Multistage spatial model for informing release of Wolbachia -infected mosquitoes as disease control

Abstract Wolbachia is a naturally occurring bacterium that can infect Aedes mosquitoes and reduce the transmission of diseases such as dengue fever, Zika and chikungunya. Field trials worldwide have explored its potential for epidemic control. We introduce a partial differential equation model to simulate the spatial spread of Wolbachia infection in mosquito populations. The model incorporates detailed mosquito life stages, intricate Wolbachia maternal transmission and two-dimensional mosquito dispersion.

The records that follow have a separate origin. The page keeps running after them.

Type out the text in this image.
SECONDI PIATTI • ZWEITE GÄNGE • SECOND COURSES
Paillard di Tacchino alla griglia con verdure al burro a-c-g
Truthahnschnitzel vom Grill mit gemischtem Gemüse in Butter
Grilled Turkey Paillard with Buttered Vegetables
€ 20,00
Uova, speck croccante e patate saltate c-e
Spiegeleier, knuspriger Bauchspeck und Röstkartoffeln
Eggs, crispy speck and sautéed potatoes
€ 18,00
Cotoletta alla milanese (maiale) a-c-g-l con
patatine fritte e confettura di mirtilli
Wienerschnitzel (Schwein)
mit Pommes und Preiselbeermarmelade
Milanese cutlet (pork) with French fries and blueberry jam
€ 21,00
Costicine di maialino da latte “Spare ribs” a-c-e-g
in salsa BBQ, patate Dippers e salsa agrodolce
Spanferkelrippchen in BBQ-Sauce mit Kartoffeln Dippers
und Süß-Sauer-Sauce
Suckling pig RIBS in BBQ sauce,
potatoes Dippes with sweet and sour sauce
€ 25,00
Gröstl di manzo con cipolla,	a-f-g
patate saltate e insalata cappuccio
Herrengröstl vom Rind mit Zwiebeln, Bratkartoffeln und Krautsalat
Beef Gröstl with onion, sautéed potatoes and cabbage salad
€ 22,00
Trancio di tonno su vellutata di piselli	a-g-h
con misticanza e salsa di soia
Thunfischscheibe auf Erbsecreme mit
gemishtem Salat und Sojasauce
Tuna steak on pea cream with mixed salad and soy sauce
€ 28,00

Building on prior studies showing a threshold of infected mosquitoes is required for persistence, we identify a spatial threshold, termed the ‘critical bubble’, for achieving self-sustaining Wolbachia infection. When releasing beyond this threshold, the model predicts a spatial wave of Wolbachia infection. We quantify how the threshold and infection wave velocity depend on the diffusion process and ecological parameters and examine different intervention scenarios to inform efficient Wolbachia release strategies. Our results suggest that: (i) pre-release mitigations targeting adult mosquitoes more effectively reduce the threshold than targeting aquatic stages; (ii) releases in the dry regions lower the threshold, but the infection wave propagation may slow down or stall at the dry–wet interfaces due to the heterogeneity in carrying capacities; and (iii) initiating releases just before the wet season reduces the release threshold.